2. The working method of the spatial parallel hybrid multiplier based on probability calculation according to claim 1, characterized in that, Both the n-bit high-order bits A and C include 1 sign bit and n-1 data bits; the n-bit low-order bits B and D are both unsigned bits, i.e., n data bits; therefore, the high-low multipliers AD and BC are both an n-bit signed number multiplied by an n-bit unsigned number.
3. The working method of the spatially parallel hybrid multiplier based on probability calculation according to claim 1, characterized in that, In the two's complement conversion circuit, the absolute value result of the probability multiplication is XORed with the sign bit extension of the same bit width to obtain a new result, and then a sign bit is added to obtain a high-precision probability multiplication result.

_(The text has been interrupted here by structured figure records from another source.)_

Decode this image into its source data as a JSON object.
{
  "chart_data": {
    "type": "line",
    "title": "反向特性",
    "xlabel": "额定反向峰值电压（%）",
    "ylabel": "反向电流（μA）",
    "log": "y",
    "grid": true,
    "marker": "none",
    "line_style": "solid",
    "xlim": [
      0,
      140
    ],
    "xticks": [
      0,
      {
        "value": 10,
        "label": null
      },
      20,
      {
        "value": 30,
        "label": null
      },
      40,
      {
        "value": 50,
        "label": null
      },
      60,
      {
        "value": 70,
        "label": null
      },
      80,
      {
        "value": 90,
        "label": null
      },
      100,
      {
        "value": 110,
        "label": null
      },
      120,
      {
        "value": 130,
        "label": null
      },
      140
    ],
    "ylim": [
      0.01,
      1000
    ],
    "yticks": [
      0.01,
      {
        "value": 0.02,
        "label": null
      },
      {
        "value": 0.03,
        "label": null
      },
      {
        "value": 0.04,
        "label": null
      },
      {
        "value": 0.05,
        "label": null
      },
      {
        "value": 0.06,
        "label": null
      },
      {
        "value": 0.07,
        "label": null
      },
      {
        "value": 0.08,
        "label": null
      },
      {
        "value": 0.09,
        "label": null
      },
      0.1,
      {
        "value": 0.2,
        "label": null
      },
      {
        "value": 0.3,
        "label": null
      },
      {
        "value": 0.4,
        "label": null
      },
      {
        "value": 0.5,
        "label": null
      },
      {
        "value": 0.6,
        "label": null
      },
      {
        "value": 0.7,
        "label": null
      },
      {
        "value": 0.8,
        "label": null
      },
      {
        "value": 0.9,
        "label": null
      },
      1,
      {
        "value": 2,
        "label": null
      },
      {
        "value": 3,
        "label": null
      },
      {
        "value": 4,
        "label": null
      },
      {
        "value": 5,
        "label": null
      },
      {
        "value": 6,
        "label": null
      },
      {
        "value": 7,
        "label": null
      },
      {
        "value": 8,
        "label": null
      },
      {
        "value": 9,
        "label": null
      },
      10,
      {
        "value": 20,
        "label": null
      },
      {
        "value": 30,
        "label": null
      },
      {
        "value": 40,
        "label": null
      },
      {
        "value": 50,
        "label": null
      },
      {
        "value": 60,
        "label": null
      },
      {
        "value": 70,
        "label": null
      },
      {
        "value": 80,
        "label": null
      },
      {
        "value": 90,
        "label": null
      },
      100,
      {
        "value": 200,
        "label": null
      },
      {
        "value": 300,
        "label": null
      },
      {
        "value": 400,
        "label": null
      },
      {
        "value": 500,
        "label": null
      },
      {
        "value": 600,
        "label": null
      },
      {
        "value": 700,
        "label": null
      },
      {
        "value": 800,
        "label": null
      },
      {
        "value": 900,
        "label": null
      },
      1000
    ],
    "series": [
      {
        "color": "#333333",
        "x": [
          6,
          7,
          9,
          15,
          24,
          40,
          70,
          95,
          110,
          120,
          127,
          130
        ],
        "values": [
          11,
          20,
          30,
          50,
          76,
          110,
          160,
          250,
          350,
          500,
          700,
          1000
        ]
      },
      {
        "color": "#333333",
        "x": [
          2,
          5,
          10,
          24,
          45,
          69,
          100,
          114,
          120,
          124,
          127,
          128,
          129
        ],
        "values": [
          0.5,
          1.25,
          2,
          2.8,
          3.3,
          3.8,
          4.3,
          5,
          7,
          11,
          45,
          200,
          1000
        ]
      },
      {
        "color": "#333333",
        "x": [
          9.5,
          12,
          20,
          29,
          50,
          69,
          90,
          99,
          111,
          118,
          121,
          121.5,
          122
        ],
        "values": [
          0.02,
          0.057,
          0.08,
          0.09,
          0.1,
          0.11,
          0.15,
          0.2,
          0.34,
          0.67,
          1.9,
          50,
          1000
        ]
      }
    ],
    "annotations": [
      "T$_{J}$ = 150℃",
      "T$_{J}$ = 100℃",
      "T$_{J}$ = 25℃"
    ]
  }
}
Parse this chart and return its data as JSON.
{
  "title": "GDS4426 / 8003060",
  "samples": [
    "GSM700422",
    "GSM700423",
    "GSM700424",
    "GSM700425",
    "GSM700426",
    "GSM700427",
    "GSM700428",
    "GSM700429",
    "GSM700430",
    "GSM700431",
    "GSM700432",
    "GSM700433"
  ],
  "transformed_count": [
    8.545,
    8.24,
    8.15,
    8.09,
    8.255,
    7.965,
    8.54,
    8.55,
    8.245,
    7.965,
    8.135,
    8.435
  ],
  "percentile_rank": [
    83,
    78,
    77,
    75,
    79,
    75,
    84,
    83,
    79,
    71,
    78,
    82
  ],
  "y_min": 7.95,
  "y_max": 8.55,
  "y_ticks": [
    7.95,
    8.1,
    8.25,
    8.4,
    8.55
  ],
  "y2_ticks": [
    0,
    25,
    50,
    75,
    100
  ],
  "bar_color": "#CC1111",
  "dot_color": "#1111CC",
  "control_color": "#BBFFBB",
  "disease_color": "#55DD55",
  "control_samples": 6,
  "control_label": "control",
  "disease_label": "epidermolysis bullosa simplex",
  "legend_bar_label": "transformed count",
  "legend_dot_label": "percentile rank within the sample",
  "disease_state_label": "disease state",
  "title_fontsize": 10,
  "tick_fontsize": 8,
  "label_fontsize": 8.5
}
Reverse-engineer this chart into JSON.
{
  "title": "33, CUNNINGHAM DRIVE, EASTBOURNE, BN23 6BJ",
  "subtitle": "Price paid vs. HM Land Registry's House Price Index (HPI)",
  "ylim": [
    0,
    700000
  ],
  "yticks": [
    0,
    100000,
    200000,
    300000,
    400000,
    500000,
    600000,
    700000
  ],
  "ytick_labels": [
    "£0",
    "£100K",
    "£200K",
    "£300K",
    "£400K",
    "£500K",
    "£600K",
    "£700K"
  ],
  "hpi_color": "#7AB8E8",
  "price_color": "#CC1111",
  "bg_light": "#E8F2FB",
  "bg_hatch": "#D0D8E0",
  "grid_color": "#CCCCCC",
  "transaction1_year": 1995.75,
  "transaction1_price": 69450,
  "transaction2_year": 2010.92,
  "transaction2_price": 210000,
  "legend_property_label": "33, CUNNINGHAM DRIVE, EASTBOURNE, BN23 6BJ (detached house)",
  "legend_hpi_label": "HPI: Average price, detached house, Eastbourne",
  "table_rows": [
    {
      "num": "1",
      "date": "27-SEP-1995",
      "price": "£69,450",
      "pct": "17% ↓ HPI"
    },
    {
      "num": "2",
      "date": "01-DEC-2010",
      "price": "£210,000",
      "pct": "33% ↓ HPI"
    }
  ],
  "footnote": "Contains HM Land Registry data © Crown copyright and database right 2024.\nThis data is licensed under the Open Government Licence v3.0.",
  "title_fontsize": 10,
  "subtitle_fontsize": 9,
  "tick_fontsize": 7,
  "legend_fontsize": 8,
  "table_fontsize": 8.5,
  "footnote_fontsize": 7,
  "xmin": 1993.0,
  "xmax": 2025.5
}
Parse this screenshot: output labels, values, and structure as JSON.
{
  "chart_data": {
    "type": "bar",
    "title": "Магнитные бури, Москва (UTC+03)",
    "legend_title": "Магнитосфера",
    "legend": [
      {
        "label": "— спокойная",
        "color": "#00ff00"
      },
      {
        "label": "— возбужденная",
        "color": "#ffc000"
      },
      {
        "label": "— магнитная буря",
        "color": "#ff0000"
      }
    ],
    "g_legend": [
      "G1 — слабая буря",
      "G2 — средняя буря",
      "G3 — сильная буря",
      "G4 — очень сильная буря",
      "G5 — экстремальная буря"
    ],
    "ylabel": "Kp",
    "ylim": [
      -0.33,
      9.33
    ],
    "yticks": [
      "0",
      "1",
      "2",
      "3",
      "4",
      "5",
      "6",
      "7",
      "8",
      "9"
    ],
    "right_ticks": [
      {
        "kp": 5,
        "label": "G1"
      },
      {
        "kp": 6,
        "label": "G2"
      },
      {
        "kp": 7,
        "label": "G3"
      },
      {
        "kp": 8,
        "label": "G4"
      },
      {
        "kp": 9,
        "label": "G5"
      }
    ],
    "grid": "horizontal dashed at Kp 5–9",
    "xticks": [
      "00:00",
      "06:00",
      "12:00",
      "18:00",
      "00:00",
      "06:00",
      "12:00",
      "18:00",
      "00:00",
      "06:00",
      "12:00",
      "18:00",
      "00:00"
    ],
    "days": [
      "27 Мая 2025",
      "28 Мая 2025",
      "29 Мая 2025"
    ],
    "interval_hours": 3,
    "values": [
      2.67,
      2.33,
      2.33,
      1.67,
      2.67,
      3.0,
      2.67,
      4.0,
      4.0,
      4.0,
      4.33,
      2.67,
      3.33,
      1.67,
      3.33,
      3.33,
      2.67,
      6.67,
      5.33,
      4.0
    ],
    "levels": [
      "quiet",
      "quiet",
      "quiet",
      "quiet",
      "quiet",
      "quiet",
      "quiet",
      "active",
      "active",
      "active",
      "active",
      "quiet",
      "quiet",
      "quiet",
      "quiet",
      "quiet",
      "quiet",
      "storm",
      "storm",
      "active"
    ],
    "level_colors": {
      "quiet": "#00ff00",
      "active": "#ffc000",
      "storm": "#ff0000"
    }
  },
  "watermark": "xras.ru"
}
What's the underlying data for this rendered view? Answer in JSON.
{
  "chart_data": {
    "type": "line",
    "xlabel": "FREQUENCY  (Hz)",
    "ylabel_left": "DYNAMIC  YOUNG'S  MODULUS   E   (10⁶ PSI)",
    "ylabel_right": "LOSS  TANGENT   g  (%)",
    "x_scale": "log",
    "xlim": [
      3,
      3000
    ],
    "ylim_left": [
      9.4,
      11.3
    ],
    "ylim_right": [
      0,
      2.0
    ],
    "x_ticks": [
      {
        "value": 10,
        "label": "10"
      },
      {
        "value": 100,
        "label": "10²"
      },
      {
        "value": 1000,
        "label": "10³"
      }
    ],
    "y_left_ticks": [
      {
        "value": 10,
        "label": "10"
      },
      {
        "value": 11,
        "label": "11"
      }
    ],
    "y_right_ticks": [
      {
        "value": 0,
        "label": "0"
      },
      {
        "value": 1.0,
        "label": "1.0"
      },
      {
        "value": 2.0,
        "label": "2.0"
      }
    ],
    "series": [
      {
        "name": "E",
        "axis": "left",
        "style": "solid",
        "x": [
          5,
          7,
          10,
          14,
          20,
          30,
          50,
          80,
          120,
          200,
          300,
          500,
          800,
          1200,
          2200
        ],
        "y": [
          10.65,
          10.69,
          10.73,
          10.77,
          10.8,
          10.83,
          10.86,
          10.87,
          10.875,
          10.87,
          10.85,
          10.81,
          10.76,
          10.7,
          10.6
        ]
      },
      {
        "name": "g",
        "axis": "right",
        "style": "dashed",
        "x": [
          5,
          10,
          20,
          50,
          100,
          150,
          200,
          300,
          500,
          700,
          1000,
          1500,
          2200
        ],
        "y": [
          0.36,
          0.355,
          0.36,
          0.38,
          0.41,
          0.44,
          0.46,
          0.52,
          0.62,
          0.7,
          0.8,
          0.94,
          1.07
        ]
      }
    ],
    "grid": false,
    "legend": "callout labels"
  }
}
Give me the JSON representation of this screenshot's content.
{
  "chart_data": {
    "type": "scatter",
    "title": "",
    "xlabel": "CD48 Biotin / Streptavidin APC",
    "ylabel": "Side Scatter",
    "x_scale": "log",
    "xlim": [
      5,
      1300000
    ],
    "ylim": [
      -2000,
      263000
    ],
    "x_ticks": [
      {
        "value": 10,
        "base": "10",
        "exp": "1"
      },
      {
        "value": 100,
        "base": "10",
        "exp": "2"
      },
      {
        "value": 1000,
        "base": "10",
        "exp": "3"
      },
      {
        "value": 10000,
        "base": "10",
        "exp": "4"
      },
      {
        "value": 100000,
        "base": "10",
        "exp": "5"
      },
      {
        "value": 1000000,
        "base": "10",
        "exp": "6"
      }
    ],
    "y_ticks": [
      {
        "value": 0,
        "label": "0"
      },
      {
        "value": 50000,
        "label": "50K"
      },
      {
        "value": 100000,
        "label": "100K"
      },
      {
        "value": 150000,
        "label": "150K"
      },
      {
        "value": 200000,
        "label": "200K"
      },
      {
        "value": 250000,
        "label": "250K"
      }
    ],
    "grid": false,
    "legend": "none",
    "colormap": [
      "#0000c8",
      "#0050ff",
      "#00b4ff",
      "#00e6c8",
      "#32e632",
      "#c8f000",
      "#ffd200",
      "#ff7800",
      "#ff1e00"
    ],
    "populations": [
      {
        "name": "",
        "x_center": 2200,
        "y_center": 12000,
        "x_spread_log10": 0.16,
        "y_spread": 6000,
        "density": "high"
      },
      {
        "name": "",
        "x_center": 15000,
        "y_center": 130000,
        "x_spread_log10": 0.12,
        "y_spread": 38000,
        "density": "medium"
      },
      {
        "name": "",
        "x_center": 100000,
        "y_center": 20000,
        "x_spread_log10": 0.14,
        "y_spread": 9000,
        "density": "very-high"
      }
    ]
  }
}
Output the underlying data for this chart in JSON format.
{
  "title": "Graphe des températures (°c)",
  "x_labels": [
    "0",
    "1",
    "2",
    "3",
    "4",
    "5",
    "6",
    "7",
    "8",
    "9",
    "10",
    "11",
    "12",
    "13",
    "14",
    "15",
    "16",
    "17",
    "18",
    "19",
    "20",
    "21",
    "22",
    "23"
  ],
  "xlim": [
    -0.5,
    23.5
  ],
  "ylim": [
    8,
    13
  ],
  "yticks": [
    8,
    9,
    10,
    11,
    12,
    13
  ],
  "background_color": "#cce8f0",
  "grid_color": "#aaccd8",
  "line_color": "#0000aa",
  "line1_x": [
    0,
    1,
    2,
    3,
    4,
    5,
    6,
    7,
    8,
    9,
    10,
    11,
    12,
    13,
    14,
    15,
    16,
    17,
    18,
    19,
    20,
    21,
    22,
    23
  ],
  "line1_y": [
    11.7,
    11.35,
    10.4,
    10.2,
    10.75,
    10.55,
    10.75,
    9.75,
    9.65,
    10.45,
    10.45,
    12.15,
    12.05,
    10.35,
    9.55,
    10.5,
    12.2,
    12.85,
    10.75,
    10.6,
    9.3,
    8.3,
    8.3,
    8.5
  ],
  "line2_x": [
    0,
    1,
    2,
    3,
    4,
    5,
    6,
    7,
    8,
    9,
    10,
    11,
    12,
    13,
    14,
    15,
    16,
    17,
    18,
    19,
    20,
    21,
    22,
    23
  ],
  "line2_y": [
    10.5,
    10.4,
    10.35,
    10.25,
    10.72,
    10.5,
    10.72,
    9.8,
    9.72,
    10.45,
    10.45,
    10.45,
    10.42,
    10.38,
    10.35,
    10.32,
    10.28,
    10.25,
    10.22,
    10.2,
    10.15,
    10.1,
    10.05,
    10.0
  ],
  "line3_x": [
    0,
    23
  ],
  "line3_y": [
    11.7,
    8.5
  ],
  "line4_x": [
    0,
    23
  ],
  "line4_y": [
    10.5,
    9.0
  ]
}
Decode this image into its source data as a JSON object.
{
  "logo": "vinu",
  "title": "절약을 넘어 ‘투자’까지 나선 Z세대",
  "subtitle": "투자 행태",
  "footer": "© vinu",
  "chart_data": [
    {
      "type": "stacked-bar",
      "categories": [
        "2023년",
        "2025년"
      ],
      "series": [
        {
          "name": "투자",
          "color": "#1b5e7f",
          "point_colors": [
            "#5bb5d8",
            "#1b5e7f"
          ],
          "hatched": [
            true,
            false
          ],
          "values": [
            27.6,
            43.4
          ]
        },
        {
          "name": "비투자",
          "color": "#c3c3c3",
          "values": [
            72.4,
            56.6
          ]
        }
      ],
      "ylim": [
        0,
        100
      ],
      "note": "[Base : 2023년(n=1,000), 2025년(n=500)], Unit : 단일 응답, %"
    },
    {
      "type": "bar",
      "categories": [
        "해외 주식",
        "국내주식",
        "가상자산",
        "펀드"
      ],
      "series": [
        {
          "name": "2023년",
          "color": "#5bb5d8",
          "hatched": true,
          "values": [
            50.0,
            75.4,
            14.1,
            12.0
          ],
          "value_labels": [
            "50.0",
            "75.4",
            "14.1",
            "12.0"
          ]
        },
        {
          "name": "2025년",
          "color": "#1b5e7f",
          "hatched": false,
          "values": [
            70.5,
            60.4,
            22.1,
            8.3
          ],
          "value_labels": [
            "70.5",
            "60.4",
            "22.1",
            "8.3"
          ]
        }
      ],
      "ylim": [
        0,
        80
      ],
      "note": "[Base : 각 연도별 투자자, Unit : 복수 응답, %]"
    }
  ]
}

4. A spatially parallel hybrid multiplier based on probabilistic computation, used to perform the working method as described in any one of claims 1-3, characterized in that, It includes a conventional multiplier and two high-precision probabilistic multipliers; each of the high-precision probabilistic multipliers includes a random sequence generator, a random computation circuit, a probability estimator, and a two's complement conversion circuit connected in sequence.
5. The spatially parallel hybrid multiplier based on probabilistic computation according to claim 4, characterized in that, The random sequence generator includes a uniform sequence generator and a thermometer sequence generator.